Джеймс был хорошим охотником, осторожно подкрадывался к своей жертве и чувствовал ее страх. Когда двор перебрался в замок, ему удалось на несколько минут отрезать ее от толпы придворных. Обнаружив себя наедине с королем, Катриона принялась затравленно озираться по сторонам, а Джеймс только рассмеялся.
– Как бы я хотел овладеть вами прямо здесь, за эти несколько минут, которыми мы располагаем, но увы, дорогая, это невозможно. – Она ничего не ответила, а Джеймс продолжил: – Хорошо придумано, мадам. Но объясни, почему ты меня избегаешь. Я отослал твоего мужа, намереваясь прийти к тебе, и что же нахожу? Твою усталую служанку и холодную пустую постель.
Сердце Катрионы неистово колотилось, ею овладел не только страх, но и ярость. Собрав все свое самообладание, она посмотрела в лицо королю и произнесла:
– Я не желаю быть вашей любовницей, сир! Вы обещали, что, когда привезете домой жену, освободите меня от обязанности спать с вами. Я люблю своего мужа, а он не из тех, кто готов делить жену с кем бы то ни было – даже с королем. Почему вы не держите слова, ваше величество? У вас молодая красивая жена, готовая учиться искусству любви.
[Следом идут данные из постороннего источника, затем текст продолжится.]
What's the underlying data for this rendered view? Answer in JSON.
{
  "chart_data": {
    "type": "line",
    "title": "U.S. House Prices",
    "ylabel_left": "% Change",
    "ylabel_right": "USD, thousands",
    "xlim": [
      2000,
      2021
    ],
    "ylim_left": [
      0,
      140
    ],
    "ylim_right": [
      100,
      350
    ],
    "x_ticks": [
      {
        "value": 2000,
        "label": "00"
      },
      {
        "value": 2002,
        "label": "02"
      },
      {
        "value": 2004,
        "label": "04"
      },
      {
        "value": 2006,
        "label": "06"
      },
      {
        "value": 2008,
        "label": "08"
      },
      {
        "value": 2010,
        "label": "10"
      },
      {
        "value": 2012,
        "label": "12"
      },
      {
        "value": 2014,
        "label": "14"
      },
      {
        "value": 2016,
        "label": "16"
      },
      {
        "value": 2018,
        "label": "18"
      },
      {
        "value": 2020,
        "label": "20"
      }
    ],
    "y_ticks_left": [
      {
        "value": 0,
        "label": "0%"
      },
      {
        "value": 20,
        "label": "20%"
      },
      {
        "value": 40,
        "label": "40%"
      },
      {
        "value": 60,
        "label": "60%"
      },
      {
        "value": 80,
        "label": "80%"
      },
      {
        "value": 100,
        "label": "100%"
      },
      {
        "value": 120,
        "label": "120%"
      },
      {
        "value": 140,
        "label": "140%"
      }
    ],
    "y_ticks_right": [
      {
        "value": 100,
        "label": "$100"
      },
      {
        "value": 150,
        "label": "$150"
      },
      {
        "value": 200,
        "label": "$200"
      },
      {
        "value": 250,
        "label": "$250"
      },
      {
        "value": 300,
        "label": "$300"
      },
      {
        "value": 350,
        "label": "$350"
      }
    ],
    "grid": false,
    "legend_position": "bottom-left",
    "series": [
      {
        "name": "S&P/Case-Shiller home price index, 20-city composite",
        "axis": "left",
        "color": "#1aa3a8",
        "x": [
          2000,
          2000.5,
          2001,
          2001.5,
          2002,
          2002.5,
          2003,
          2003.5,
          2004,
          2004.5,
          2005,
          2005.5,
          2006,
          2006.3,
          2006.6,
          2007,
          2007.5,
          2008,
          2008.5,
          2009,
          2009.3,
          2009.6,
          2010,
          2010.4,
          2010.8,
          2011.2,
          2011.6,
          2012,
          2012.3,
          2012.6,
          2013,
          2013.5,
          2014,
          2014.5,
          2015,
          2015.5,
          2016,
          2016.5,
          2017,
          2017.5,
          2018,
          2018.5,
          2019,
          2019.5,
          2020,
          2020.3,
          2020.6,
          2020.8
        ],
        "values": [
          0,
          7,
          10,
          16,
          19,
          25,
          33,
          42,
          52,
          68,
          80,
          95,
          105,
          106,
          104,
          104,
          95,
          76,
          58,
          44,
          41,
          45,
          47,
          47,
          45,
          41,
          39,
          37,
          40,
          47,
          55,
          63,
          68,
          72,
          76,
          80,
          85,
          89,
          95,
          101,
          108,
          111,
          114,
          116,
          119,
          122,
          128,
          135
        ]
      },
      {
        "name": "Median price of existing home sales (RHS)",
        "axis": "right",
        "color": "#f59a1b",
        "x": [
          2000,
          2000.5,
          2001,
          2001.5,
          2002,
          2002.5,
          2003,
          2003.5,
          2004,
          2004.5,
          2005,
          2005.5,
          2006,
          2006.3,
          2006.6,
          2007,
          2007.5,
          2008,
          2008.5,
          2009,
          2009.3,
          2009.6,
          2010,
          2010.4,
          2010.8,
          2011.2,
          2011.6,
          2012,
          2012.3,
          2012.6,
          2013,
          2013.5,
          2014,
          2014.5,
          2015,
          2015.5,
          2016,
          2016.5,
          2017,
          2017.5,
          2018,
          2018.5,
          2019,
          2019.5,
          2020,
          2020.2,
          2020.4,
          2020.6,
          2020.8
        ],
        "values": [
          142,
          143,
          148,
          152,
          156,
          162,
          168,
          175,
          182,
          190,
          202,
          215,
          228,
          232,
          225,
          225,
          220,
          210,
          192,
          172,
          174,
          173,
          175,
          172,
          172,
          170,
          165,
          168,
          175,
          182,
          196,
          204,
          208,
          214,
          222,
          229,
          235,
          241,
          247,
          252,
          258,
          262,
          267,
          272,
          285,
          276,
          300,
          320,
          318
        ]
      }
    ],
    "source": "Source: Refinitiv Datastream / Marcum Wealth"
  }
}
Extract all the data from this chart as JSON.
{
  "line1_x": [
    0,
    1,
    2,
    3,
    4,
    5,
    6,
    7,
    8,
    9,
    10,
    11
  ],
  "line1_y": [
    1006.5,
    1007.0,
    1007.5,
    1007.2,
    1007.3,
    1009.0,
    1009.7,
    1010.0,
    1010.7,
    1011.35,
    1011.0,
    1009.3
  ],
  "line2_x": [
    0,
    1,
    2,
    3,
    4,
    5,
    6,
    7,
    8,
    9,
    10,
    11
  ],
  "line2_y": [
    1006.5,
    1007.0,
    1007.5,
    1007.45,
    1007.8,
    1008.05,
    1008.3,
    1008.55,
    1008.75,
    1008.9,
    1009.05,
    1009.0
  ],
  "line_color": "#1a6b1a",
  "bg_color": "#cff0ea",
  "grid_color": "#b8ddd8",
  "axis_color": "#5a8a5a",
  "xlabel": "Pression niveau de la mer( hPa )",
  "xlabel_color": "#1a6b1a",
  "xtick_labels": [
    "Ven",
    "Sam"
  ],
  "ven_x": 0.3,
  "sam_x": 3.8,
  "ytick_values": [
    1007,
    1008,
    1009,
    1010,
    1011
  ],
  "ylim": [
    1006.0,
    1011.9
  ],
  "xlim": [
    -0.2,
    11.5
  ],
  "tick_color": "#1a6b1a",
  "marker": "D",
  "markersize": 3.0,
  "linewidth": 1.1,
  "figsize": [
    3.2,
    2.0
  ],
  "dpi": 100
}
Зачем вам нужна я?
Он даже не потрудился ответить – лишь негромко произнес:
– Как только вернемся в Эдинбург, я ожидаю, мадам, что вы примете меня без каких-либо оговорок. Если вы не сделаете этого добровольно, я буду вынужден обратиться к вашему супругу. Не ставьте его в неловкое положение.
В ее глазах заблестели слезы.
– Но почему, сир? Почему?
– Потому что, мадам, такова моя воля, а я король, – холодно произнес он и, развернувшись, вышел, оставив ее в одиночестве.
Несколько минут она неподвижно смотрела невидящим взором в окно, на горную цепь Чевиот-Хилс, потом, поняв, что больше не в одиночестве, обернулась. Рядом стоял граф Ботвелл.
Не говоря ни слова, они мгновение смотрели друг на друга, потом Френсис Хепберн протянул к ней руки. Бросившись в его спасительные объятия, она расплакалась на его затянутой в бархат груди. Он, успокаивая, нежно гладил ее по спине, хотя на лице играли желваки. Когда она, выплакавшись, снова пришла в себя, он отпустил ее, приподнял пальцем лицо и спросил:
– Что у вас произошло?
– Если я не уступлю, он расскажет все Патрику, – выдавила Катриона.
– Вот ублюдок! – прорычал Ботвелл. – Как жаль, что у королевы-матери не случилось выкидыша.